心理学研究传统上依靠线性模型来检验科学假设。然而，机器学习（ML）算法的出现为探索超越线性约束的变量关系开辟了新的机会。为了解释这些“黑盒”算法的结果，已经开发了各种评估特征重要性的工具。然而，这些工具大多是描述性的，不便于统计推断。为了解决这一差距，我们的研究引入了两个版本的残差排列测试（RPTs），旨在评估目标特征在预测标签中的重要性。第一种变体，RPT on Y (RPT-Y)，根据目标以外的特征来排列标签的残差。第二个变体，RPT on X (RPT-X)，将目标特征的残差以其他特征为条件进行排列。通过全面的模拟研究，我们表明RPT-X在广泛的ML算法中保持经验I型错误率低于标称水平，并在回归和分类上下文中显示出适当的统计能力。这些发现表明RPT-X在机器学习应用中的假设检验的效用。

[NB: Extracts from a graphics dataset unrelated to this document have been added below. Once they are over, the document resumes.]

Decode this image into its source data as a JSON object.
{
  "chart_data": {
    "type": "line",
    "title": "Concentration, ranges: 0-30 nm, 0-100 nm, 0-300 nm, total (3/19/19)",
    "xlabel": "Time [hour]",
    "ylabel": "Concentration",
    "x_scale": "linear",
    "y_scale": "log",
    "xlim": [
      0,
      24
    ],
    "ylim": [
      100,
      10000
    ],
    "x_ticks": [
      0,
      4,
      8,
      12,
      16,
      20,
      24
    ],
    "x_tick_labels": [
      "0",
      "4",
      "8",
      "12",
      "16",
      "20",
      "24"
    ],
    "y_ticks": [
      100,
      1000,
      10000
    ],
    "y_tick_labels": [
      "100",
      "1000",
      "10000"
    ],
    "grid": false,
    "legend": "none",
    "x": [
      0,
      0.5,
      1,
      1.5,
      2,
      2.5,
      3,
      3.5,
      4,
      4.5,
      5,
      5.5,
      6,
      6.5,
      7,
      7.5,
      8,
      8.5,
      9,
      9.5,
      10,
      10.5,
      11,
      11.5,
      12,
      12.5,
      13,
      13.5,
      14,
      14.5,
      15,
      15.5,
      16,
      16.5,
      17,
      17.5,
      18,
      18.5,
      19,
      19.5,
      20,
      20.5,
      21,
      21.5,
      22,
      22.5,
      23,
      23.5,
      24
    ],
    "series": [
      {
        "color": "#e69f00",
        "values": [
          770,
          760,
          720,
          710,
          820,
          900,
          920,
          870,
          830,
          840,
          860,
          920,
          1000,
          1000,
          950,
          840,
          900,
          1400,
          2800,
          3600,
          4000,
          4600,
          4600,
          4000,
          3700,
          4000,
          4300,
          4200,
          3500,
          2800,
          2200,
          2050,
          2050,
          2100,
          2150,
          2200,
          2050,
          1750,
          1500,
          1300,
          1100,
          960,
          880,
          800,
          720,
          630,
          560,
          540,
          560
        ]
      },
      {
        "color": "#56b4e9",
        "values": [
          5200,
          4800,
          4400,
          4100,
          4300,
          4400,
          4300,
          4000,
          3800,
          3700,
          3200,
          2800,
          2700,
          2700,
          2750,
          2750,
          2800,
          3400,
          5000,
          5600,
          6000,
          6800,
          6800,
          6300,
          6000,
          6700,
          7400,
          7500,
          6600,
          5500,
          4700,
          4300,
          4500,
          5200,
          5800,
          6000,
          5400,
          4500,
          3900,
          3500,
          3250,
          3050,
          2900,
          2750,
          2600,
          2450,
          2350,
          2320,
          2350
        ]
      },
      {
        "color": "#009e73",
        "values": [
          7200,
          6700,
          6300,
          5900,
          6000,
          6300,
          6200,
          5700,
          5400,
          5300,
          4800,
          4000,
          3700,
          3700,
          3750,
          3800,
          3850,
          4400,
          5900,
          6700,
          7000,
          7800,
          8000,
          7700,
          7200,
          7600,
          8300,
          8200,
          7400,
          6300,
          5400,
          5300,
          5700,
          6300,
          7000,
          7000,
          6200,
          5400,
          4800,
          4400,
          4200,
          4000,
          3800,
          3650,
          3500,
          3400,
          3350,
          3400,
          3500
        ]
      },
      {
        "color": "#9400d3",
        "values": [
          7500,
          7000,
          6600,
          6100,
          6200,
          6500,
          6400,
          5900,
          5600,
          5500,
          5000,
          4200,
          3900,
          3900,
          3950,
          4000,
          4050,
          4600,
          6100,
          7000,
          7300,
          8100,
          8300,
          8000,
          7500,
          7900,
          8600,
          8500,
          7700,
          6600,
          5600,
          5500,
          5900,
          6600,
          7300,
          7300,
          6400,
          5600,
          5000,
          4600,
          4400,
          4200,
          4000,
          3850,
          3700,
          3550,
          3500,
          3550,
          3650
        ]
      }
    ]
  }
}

本文章由计算机程序翻译，如有差异，请以英文原文为准。

求助全文

约1分钟内获得全文求助全文

来源期刊

British Journal of Mathematical & Statistical Psychology 医学-数学跨学科应用

CiteScore

5.00

自引率

3.80%

发文量

审稿时长

>12 weeks

期刊介绍： The British Journal of Mathematical and Statistical Psychology publishes articles relating to areas of psychology which have a greater mathematical or statistical aspect of their argument than is usually acceptable to other journals including: • mathematical psychology • statistics • psychometrics • decision making • psychophysics • classification • relevant areas of mathematics, computing and computer software These include articles that address substantitive psychological issues or that develop and extend techniques useful to psychologists. New models for psychological processes, new approaches to existing data, critiques of existing models and improved algorithms for estimating the parameters of a model are examples of articles which may be favoured.